Stateline: A Quarter Of Latinos Uninsured
In the “sala de espera,” or waiting room, at La Clinica del Pueblo, a community health center in Washington, D.C., signs in Spanish encourage patients to “Empower yourself!” and sign up for insurance coverage through the Affordable Care Act. Adults slump in chairs, scribbling on application forms, texting friends, waiting. In a tiny office a few feet away, William Joachin, the center’s patient access manager, faces down the frustrations of trying to navigate the federal health care program for the thousands of mostly Central American immigrants who flood the clinic each year. He’s not alone. A year after open enrollment for the ACA began, one in four Latinos living in the U.S. does not have health insurance, according to new census data, more than any other ethnic population in the country -- and most states have few backups in place to help those in the coverage gap (Wiltz, 10/10).

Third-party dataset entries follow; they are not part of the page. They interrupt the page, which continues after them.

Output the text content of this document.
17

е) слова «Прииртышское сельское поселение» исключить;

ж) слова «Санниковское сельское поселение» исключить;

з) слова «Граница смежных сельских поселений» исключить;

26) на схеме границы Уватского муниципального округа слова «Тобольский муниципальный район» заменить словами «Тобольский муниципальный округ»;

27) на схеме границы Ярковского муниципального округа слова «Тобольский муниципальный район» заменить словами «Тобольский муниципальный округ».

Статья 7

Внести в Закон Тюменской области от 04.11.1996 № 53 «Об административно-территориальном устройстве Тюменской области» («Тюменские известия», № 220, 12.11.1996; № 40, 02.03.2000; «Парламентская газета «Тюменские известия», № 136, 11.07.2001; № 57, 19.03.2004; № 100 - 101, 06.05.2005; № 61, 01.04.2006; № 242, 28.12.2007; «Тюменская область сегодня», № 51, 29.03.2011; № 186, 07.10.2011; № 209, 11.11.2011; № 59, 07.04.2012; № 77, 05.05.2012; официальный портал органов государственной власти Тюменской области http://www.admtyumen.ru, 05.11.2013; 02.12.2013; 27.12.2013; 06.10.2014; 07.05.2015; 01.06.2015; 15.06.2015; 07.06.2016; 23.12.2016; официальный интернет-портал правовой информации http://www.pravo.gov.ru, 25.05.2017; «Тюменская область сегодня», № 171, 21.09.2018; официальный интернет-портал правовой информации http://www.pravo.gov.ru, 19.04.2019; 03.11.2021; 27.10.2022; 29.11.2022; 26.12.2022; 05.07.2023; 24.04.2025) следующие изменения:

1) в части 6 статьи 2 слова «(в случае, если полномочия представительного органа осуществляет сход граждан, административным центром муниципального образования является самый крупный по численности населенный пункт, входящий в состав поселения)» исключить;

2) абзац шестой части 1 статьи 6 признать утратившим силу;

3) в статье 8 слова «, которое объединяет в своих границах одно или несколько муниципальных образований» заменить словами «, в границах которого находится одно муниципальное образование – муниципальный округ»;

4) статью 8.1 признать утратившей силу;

In addition, a recent poll of Florida's Hispanic voters indicates support for Medicaid expansion -
Miami Herald: Poll: Hispanic Voters Strongly Back Charlie Crist, Medicaid Expansion
Democrat Charlie Crist holds a sizable 53-29 percent lead over Gov. Rick Scott among Hispanic voters, according to a new poll that indicates this fastest growing segment of the electorate doesn't like Republican positions on immigration, Medicaid and the minimum wage. And despite concerns that Hispanic voters might stay home this election, the survey conducted by the premier Latino Decisions polling firm indicates they could be a force at the polls for Crist just as they were for President Barack Obama in 2012 when he barely won Florida (Caputo, 10/9).